LETTRE LXXX.
LE GRAND EUNUQUE A USBEK.
A Paris.
Hier des Arméniens menèrent au sérail une jeune esclave de Circassie, qu'ils voulaient vendre. Je la fis entrer dans les appartements secrets, je la déshabillai, je l'examinai avec les regards d'un juge; et plus je l'examinai, plus je lui trouvait des grâces. Une pudeur virginale semblait vouloir les dérober à ma vue; je vis tout ce qu'il lui en coûtait pour obéir: elle rougissait de se voir nue, même devant moi, qui, exempt des passions qui peuvent alarmer la pudeur, suis inanimé sous l'empire de ce sexe, et qui, ministre de la modestie dans les actions les plus libres, ne porte que de chastes regards, et ne puis inspirer que l'innocence.

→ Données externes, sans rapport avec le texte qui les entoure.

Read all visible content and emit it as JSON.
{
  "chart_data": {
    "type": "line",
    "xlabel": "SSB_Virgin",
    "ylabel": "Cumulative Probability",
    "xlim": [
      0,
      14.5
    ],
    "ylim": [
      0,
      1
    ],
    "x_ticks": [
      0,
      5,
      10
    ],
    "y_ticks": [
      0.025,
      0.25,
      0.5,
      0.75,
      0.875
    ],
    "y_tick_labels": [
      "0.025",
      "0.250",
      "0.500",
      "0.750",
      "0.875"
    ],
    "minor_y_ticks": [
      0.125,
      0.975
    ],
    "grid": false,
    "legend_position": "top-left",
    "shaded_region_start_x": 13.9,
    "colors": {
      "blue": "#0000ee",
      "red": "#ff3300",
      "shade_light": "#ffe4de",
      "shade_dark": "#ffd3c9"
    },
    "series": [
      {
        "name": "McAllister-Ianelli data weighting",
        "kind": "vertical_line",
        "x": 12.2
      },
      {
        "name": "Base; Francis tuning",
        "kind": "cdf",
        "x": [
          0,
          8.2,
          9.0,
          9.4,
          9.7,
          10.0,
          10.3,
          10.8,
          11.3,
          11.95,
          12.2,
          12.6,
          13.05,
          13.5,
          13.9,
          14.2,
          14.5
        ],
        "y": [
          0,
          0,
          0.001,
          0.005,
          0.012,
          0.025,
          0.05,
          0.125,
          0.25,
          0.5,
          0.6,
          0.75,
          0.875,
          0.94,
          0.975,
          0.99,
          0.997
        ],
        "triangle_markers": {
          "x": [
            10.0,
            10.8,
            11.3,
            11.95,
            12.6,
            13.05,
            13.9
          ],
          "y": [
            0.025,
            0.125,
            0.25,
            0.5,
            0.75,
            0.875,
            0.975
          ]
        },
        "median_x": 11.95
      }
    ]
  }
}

Dès que je l'eus jugée digne de toi, je baissai les yeux: je lui jetai un manteau d'écarlate, je lui mis au doigt un anneau d'or; je me prosternai à ses pieds, je l'adorai comme la reine de ton coeur; je payai les Arméniens; je la dérobai à tous les yeux. Heureux Usbek! tu possèdes plus de beautés que n'en enferment tous les palais d'Orient. Quel plaisir pour toi de trouver, à ton retour, tout ce que la Perse a de plus ravissant, et de voir dans ton sérail renaître les grâces, à mesure que le temps et la possession travaillent à les détruire!Du sérail de Fatmé, le 1er de la lune de Rebiab 1, 1715.